Interim phase II data from phase II/III Orbit study demonstrate setrusumab (UX143) significantly reduced fracture rates in patients with osteogenesis imperfecta.- Ultragenyx Pharmaceutical + Mereo BioPharma

The data were presented in a late-breaker presentation at the American Society for Bone and Mineral Research 2023 Annual Meeting (ASBMR).

As of the cut-off date and following at least 6 months of treatment with setrusumab, the annualized fracture rate across all 24 patients in the Phase II portion of the study was reduced by 67%. In the 2 years prior to treatment with setrusumab all patients experienced at least 1 fracture. The median annualized fracture rate of 0.72 in the 2 years prior to treatment was reduced to 0.00 (n=24, p=0.042) during the mean treatment duration period of 9 months. Following initiation of treatment with setrusumab, 20 patients experienced no radiographic-confirmed fractures, and 4 patients experienced 7 radiographic-confirmed fractures in 5 separate events. These fractures exclude fractures of the fingers, toes, skull, and face consistent with the Phase III study design.

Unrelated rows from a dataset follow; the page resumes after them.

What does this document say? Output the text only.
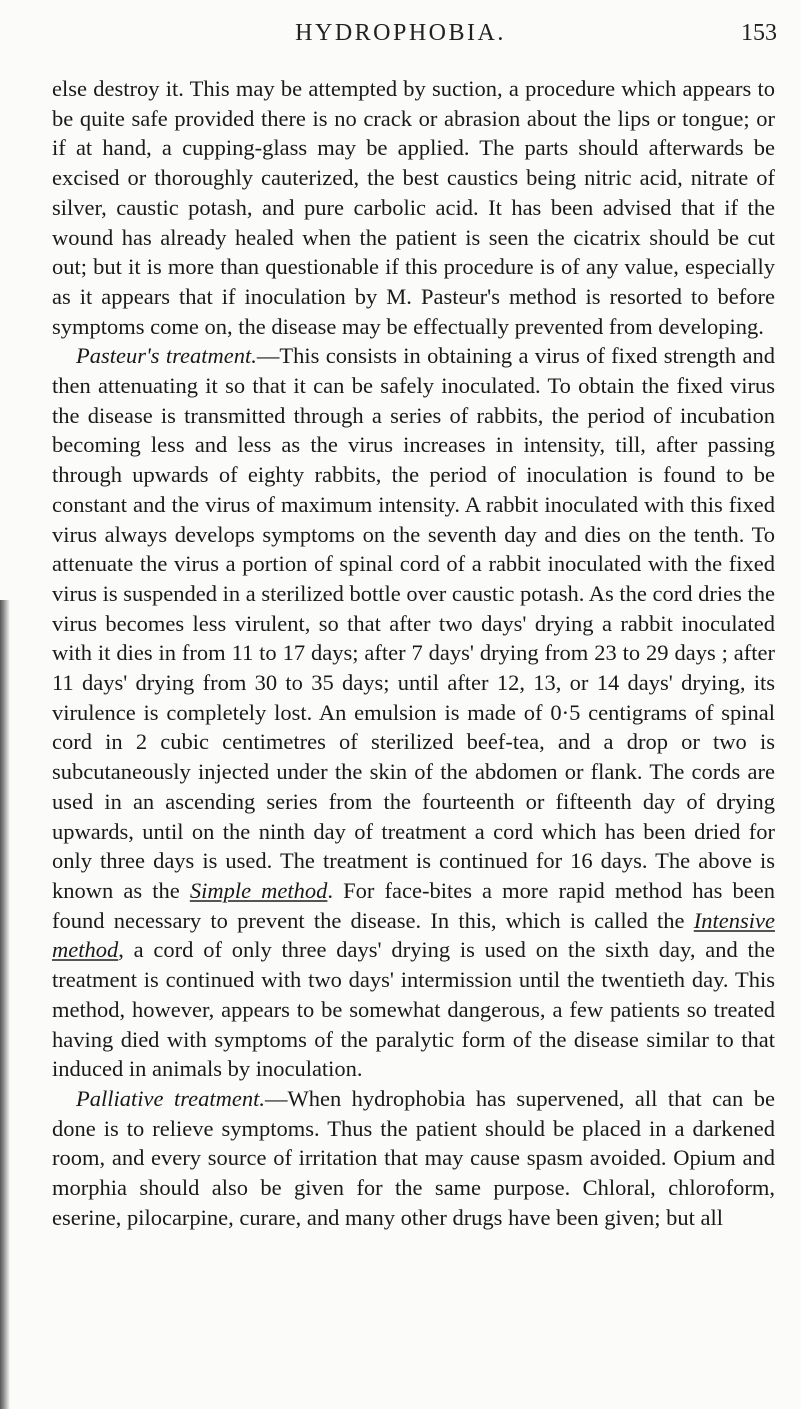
HYDROPHOBIA.	153

else destroy it. This may be attempted by suction, a procedure which appears to be quite safe provided there is no crack or abrasion about the lips or tongue; or if at hand, a cupping-glass may be applied. The parts should afterwards be excised or thoroughly cauterized, the best caustics being nitric acid, nitrate of silver, caustic potash, and pure carbolic acid. It has been advised that if the wound has already healed when the patient is seen the cicatrix should be cut out; but it is more than questionable if this procedure is of any value, especially as it appears that if inoculation by M. Pasteur's method is resorted to before symptoms come on, the disease may be effectually prevented from developing.

Pasteur's treatment.—This consists in obtaining a virus of fixed strength and then attenuating it so that it can be safely inoculated. To obtain the fixed virus the disease is transmitted through a series of rabbits, the period of incubation becoming less and less as the virus increases in intensity, till, after passing through upwards of eighty rabbits, the period of inoculation is found to be constant and the virus of maximum intensity. A rabbit inoculated with this fixed virus always develops symptoms on the seventh day and dies on the tenth. To attenuate the virus a portion of spinal cord of a rabbit inoculated with the fixed virus is suspended in a sterilized bottle over caustic potash. As the cord dries the virus becomes less virulent, so that after two days' drying a rabbit inoculated with it dies in from 11 to 17 days; after 7 days' drying from 23 to 29 days ; after 11 days' drying from 30 to 35 days; until after 12, 13, or 14 days' drying, its virulence is completely lost. An emulsion is made of 0·5 centigrams of spinal cord in 2 cubic centimetres of sterilized beef-tea, and a drop or two is subcutaneously injected under the skin of the abdomen or flank. The cords are used in an ascending series from the fourteenth or fifteenth day of drying upwards, until on the ninth day of treatment a cord which has been dried for only three days is used. The treatment is continued for 16 days. The above is known as the Simple method. For face-bites a more rapid method has been found necessary to prevent the disease. In this, which is called the Intensive method, a cord of only three days' drying is used on the sixth day, and the treatment is continued with two days' intermission until the twentieth day. This method, however, appears to be somewhat dangerous, a few patients so treated having died with symptoms of the paralytic form of the disease similar to that induced in animals by inoculation.

Palliative treatment.—When hydrophobia has supervened, all that can be done is to relieve symptoms. Thus the patient should be placed in a darkened room, and every source of irritation that may cause spasm avoided. Opium and morphia should also be given for the same purpose. Chloral, chloroform, eserine, pilocarpine, curare, and many other drugs have been given; but all
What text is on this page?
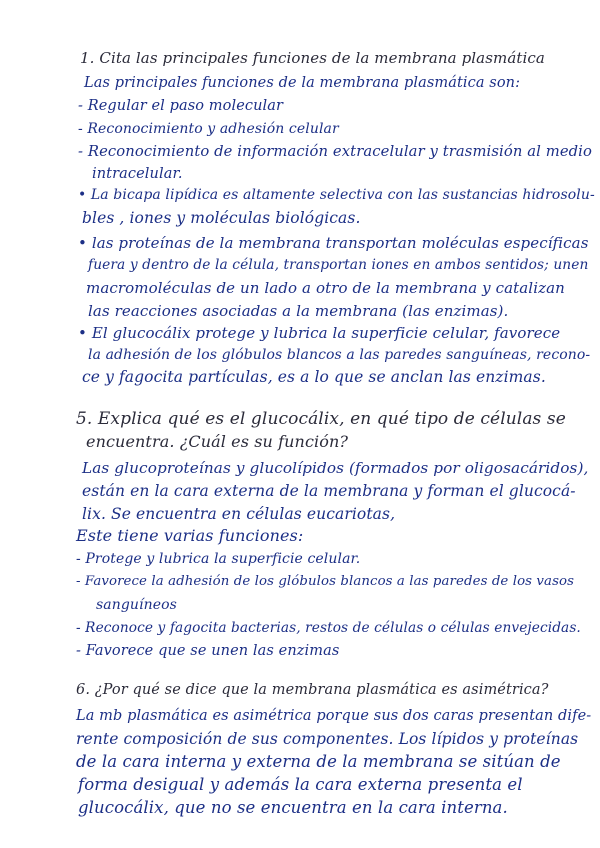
1. Cita las principales funciones de la membrana plasmática
Las principales funciones de la membrana plasmática son:
- Regular el paso molecular
- Reconocimiento y adhesión celular
- Reconocimiento de información extracelular y trasmisión al medio
intracelular.
• La bicapa lipídica es altamente selectiva con las sustancias hidrosolu-
bles , iones y moléculas biológicas.
• las proteínas de la membrana transportan moléculas específicas
fuera y dentro de la célula, transportan iones en ambos sentidos; unen
macromoléculas de un lado a otro de la membrana y catalizan
las reacciones asociadas a la membrana (las enzimas).
• El glucocálix protege y lubrica la superficie celular, favorece
la adhesión de los glóbulos blancos a las paredes sanguíneas, recono-
ce y fagocita partículas, es a lo que se anclan las enzimas.
5. Explica qué es el glucocálix, en qué tipo de células se
encuentra. ¿Cuál es su función?
Las glucoproteínas y glucolípidos (formados por oligosacáridos),
están en la cara externa de la membrana y forman el glucocá-
lix. Se encuentra en células eucariotas,
Este tiene varias funciones:
- Protege y lubrica la superficie celular.
- Favorece la adhesión de los glóbulos blancos a las paredes de los vasos
sanguíneos
- Reconoce y fagocita bacterias, restos de células o células envejecidas.
- Favorece que se unen las enzimas
6. ¿Por qué se dice que la membrana plasmática es asimétrica?
La mb plasmática es asimétrica porque sus dos caras presentan dife-
rente composición de sus componentes. Los lípidos y proteínas
de la cara interna y externa de la membrana se sitúan de
forma desigual y además la cara externa presenta el
glucocálix, que no se encuentra en la cara interna.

“I have not yet encountered a patient with a fragility fracture while on setrusumab, and this may result from setrusumab’s effects on the skeleton, improving the rate of new bone formation and bone quality,” said Gary Gottesman, M.D., Professor of Pediatrics and Medicine, Washington University School of Medicine. “Some of the kids feel well enough they are participating in activities that they might normally avoid and have suffered some relatively minor fractures.”

The reduction in annualized fracture rates was associated with a clinically meaningful increase in BMD. At the 6-month timepoint, treatment with setrusumab resulted in a mean increase in lumbar spine BMD from baseline of 13% at 20 mg/kg (n=11) and 16% at 40 mg/kg (n=8), which represents the same substantial mean improvement in Z-score of +0.85 for both dose groups at 6 months compared to a combined mean baseline Z-score of –1.68. The small apparent difference in BMD change from baseline is likely related to differences in patients assigned to the two treated groups. There was no statistically significant difference in BMD percent change or Z-score change from baseline between the 20 and 40 mg/kg dosing cohorts.

“These data provide compelling evidence that improved bone mineral density, resulting from this unique mechanism of action, reduced the risk of fractures and that treatment with setrusumab could allow patients with OI to lead much more active lives with fewer fractures,” said Eric Crombez, M.D., chief medical officer at Ultragenyx. “I want to acknowledge the OI community and especially thank the people living with OI and their caregivers who have aided the setrusumab development program so that we may potentially offer the first approved treatment option for this severe and disabling disease.”

As of the data cut-off, there were no treatment-related serious adverse events observed in the study. Reported adverse events were generally consistent with those observed in the ASTEROID study with infusion-related events and headache determined to be the most common adverse events related to the study drug. There have been no reported hypersensitivity reactions related to setrusumab. There were no notable safety-related differences observed between dosing groups or age groups.

The Phase III portion of the study is currently enrolling approximately 195 patients at 50 sites across 12 countries.